Author's Note:
Just to get the ball rolling! ***JUDGE ENTRY: NOT FOR COMPETITION!*** Contains profanity and adult themes.
Lil' Red, Ridin' High
as told by
George Potter
(749 words)
So, one time, in this trailer park in Florida, there was this crazy little bitch named Marcia Redding, who everybody called Red. 'Cause she was a shorty they sometimes called her Lil' Red, but she was apt to knife a motherfucker, so that didn't happen often.
Now, Red liked her herbage, but she said fuck no to meth and shit like that. She wouldn't fuck around on her boyfriend, either. This made her a pretty good girl for fourteen in her neighborhood. Her mom and gramma were proud of her.
Her boyfriend was Woodie, who had a good job with the forestry service making 8 bucks an hour. He was known as a badass and kept her creepy step-dad off her ass, if you know what I mean. He was an ex-cop that everybody called Wolfie.
One day Red's mom asked her to run a bottle of Thunderbird and a twenty sack over to gramma's house, because G. was feelin' down and couldn't make it to the Triple T or the dopeman's house. Red said 'No prob', because she loved her old ass gramma and also knew she'd burn one with her. Woodie was at work and she was jonesin' a little. Her mom was shitfaced, ready to pass out. Probably been drinkin' Long Island iced teas all day and popping Xannies.
Wolfie offered to take her but she was like 'Fuck that, dude,' 'cause she knew she'd be fightin his hand off her crotch the whole way. 'I gots feet and I can walk, nigga.' So she grabbed the stuff and headed out, tossing on her favorite hoodie --a St. Louis Cards red sweat -- not cause it was cold but because it looked kickass.
Gramma lived up the road. She was amblin' along, bustin' some out some Lil' Wayne in her goofy white girl flow, sayin' hi to her niggaz and peeps as she passed. Just chillin', y'know? And she'd be damned if Wolfie didn't pull up beside her in his piece of shit Camaro.
"The hell you doin' here?"
"Your momma done passed out, Red. Hop in and lemme show you how a man can give it to ya." He eyed every inch of her body. Damn, he just wanted to eat that shit up.
"Fuck off!" Red yelled. A couple of her homies heard her and came rollin' up to walk beside her.
"Yo yo, Redhead. Whatta prob?" Big Frito said, 300 pounds of wigger threatening her step-dad, who sped off quickly.
"None now, Frito," Red assured him, watching asshole leave. She gave him half a hug. "Thanks for havin' my back, bro."
"Always, muh baby," Biggie said with a wink, sauntering away.
Ol' Wolfie was pissed. Instead of running home in defeat, he headed to gramma's house, snuck in, and knocked the already sick ol' lady out with a blackjack. He tied her up and stuffed her under the bed. He then amused himself for a while by dressing up in her clothes. Wolfie was a weird fuckin' dude.
He was prancin' around in a nightgown, bra and panties when Red showed up. "Aw shit!" he yelled, and dived under the covers.
Red burst in like always. "Yo, Grams!" she yelled. "I got yo grams!" It was their lil' joke. She strutted into the bedroom and eyed the shape under the covers.
"Damn, Gramma. You cold?"
"Freezin' my old ass off, baby!" Wolfie said in his fakest voice.
"Your voice is fuuuuuked up!" Red laughed.
"Best way to comunicate with a dumbass like you," Wolfie said.
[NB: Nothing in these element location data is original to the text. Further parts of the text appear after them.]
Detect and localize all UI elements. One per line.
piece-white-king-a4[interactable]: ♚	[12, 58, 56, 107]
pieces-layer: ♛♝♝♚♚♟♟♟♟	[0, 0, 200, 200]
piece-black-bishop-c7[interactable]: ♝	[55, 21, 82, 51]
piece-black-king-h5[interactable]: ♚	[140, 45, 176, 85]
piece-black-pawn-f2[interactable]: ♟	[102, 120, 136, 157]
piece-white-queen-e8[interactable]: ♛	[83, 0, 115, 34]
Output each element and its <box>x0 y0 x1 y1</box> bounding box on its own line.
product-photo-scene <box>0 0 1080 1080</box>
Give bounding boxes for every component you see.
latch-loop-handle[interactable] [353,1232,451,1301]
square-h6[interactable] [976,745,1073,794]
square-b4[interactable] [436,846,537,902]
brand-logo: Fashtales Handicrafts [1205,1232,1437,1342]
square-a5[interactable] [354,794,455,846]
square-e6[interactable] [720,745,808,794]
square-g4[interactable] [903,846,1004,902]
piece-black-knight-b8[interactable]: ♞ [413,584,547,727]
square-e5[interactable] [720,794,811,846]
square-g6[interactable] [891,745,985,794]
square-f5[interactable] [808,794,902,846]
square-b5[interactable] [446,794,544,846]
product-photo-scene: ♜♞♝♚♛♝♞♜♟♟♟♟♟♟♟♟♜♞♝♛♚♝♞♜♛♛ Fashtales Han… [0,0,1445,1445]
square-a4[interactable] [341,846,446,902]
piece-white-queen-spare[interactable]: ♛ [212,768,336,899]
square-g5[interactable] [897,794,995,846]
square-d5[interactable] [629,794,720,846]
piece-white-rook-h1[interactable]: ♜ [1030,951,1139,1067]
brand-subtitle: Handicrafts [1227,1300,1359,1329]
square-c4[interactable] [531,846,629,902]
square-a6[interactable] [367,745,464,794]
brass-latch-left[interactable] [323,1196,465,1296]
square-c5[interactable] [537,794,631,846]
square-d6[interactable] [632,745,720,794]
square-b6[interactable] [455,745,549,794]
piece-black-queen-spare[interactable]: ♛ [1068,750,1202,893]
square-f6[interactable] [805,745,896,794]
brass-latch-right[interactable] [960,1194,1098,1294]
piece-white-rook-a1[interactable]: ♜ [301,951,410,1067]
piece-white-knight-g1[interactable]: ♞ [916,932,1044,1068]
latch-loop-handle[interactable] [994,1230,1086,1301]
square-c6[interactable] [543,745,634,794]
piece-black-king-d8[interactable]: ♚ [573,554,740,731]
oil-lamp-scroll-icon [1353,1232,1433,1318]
"And that attitude is bullshit, yo."
"Just leave my shit and get the fuck out, bitch!"
Now Red wasn't no dumbass. She got suspicious. She reached out and yanked the blankets off the bed. Wolfie, knowing the jig was up, leapt out and tackled her. Might as well get a piece, he figured.
"Motherfucker!" Red scremed as they thrashed around. Wolfie 'bout had her pinned when the Louisville slugger came out of nowhere and busted his fool head wide open.
Gramma stood overtop him, pissed as fuck. Red shoved him off and they looked at him as he had a seizure. He shuddered and died.
"Good lick, grams," Red said.
"Damn straight," Gramma muttered. "Fuckin' weirdo. Can't tie a knot worth a shit, either."
Red shrugged. "Eh. Pigs."
When Woodie showed up, Red sent him to get Big Frito and set them to dumping the body.
Red rolled a fat ass blunt, and they all toked happily ever after.